There are some traditions in sports that, while aesthetically pleasing, aren’t really enjoyed by the players all that much. The handshake line in the NHL playoffs comes to mind. While we enjoy what we think of as the ultimate act of sportsmanship, talk to a lot of players privately and they’d tell you they could do without it. If you’re the losing team and you’ve just put your body through the ringer for six or seven games — not to mention any previous rounds — and you’re exhausted and beat up and in pain and completely dejected, there’s really nothing wrong with wanting to get the hell out of there ASAP. Though strange that when NBA players do the same at the end of a playoff series, just in a more unstructured fashion, some media and fans use it as an excuse to bellow, “DAT JUST PROVES DEY DON’T CARE ABOUT WINNING AND WANT TO JUST CASH DERE CHECKS AND HANG OUT WIT DERE BUDDIES ARGH ARGH ARGH!” Wonder how that works.
Soccer’s guard of honor is another. For the uninitiated, when a team clinches the league title before the end of the season, it is customary (though not universal) that in the games left on the schedule their opponents will form a guard of honor before the match and applaud them as the champions walk out onto the field. It looks cool, it gives fans of the champions a warm feeling inside (Man City having to do so for Liverpool in 2020 was one of the highlights of Liverpool’s triumph, even if City went on to batter Liverpool that match 5-0 because the Reds were still half-drunk. And “half” is probably being kind). But it’s probably another instance where if you got the players’ true opinion of it, they’d rather do without it. Still, tradition and pomp and all that.
Well, Atlético Madrid aren’t putting on any airs when it comes to their match with now-champions and crosstown rival Real Madrid when the latter roll up to the Wando Metropolitano on Sunday. Not only does Atlético have no plans to form a guard of honor, they’re firebombing the whole idea:
“Some people want to convert what started as a show of respect for the champion into a public toll to be paid by their opponents with the goal of humiliation,” read an Atlético Madrid statement.
“Atlético Madrid will not, under any circumstances, participate in this attempt at mocking in which the genuine ideals of sport are utterly disregarded.” It also creates rivalry and conflict among fans.”
“We’ve been in a few such circumstances in recent years after winning various trophies, including two league crowns, and on some times, the other side paid honor to our champions, while on other occasions, there was none.”
The Atlético statement then goes on to wail that no one gave them a guard of honor when they won the title last season, which ignores the fact that they won it on the last day of the season and when the new season rolls around, well, no one gives a guard of honor because no one is champion yet.
But the spraying to all fields and the thumb in the eye of tradition and respect is at the very heart of what Atlético Madrid are now.
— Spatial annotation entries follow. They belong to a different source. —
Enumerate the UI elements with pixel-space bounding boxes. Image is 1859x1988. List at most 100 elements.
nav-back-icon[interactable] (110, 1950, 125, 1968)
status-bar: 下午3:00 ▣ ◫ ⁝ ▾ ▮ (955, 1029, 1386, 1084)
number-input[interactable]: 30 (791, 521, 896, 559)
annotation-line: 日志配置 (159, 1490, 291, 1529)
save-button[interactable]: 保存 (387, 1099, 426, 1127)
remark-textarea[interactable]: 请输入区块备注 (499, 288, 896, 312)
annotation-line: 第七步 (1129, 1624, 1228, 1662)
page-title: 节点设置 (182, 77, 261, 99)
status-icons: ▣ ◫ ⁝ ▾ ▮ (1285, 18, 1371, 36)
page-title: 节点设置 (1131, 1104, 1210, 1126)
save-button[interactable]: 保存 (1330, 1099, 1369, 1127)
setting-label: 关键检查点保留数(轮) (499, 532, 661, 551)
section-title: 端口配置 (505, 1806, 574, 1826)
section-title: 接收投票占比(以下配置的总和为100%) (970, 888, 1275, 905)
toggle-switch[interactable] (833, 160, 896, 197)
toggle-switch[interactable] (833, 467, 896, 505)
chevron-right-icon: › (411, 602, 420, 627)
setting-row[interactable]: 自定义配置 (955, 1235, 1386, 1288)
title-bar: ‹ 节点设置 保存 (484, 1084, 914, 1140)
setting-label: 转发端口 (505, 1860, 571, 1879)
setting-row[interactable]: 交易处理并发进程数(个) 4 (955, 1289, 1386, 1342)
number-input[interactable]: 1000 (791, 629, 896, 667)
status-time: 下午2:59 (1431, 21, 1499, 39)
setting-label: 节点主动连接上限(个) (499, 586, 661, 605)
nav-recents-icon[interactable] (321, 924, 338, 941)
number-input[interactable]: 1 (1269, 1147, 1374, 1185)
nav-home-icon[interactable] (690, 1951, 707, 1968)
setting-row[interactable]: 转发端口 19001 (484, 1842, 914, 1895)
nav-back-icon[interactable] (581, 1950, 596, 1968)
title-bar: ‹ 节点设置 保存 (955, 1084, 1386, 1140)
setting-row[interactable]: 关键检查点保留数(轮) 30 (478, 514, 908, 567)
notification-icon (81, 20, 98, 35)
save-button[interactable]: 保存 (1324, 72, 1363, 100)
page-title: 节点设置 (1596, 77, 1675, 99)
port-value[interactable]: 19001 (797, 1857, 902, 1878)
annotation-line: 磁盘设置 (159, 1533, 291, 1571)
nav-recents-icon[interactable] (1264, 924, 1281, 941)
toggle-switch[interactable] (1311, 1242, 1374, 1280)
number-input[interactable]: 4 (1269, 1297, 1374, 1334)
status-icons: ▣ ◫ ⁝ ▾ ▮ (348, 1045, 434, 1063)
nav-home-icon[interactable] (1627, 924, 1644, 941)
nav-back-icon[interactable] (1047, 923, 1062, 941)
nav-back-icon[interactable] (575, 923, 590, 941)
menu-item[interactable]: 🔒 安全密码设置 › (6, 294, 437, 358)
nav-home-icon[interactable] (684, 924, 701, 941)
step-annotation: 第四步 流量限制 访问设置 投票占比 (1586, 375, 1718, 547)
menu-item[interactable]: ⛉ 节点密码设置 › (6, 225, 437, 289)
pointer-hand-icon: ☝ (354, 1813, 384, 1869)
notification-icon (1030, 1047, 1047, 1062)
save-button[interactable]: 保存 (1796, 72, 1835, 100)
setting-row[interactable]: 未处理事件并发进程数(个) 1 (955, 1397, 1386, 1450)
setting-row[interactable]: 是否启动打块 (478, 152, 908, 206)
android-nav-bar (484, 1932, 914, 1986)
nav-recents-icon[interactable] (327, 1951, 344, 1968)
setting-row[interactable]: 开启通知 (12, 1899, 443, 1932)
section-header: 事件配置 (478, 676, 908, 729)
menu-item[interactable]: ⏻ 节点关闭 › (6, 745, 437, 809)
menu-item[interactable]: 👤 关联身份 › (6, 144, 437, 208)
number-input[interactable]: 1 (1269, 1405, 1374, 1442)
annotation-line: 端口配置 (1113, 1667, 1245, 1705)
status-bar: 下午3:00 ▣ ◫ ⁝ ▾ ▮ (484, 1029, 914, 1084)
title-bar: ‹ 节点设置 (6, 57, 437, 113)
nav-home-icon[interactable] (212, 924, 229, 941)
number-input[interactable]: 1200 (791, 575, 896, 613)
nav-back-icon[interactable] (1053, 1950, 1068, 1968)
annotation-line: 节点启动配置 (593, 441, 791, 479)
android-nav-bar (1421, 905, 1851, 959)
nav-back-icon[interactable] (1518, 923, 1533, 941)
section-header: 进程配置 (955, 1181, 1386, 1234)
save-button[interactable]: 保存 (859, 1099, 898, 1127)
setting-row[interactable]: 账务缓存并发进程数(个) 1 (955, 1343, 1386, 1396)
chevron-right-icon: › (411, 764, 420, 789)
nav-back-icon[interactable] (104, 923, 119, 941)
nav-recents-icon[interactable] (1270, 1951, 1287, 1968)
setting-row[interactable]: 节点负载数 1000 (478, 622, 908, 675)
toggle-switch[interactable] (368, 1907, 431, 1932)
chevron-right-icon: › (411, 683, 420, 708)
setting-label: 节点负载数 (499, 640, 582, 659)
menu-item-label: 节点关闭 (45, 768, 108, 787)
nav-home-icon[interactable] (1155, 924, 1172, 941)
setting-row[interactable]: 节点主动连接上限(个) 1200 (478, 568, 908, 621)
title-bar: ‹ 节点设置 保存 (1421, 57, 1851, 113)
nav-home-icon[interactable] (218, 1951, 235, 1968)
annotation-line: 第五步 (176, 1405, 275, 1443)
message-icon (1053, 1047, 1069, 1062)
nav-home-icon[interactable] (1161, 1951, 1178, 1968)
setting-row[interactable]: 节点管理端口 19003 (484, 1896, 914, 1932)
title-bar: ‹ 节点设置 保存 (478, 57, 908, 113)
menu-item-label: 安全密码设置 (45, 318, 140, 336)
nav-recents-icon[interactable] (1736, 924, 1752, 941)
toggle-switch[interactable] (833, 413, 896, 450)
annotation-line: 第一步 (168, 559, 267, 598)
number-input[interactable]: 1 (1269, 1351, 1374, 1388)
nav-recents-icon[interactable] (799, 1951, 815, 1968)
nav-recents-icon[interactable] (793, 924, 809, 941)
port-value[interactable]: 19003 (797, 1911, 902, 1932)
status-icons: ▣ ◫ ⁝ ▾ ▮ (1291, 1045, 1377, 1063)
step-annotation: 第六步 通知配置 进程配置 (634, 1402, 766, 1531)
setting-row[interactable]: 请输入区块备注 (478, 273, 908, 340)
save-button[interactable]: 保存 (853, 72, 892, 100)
They are the zig to the soccer world’s zag, and it’s what makes them pretty wonderful. While the game has moved on to a faster, more attacking style, Atlético revel in defending and stopping things up. As fans turn more and more against diving, Atlético’s players hit the turf merely to get a reaction from their opponents and media alike. No one bitches to a ref more in the hopes of getting a call later. Every bit of an Atlético match is more about making everyone relive high school than it is about soccer.
So of course they’re not going to give their biggest and most hated rivals a guard of honor. If there’s one team on Earth that isn’t going to conform to anyone’s idea of tradition, it’s Atlético. They’ll not do it simply because they were asked to. It would go against everything they stand for. Pissing on people’s cereal is their raison d’etre. If Real Madrid think about it, Atlético’s kicking and screaming about it and decrying the very suggestion is actually, probably a bigger mark of respect than the guard of honor would have been in the first place.
To label Atlético’s words and deeds immature or unsportsmanlike or petulant, while correct on the surface, is to miss the point. Someone has to stand out and call bullshit on all of this, whether it’s actually bullshit or not. Someone has to stay true to their colors and never give an inch to those they detest, which in Atlético’s case is basically the entire world. Atlético is neither above or below the customs of the rest of the sport. They’re just apart from it, living in their own underground world and spitting at any convention from the outside. Every arena needs a rebel. And we should love them for it.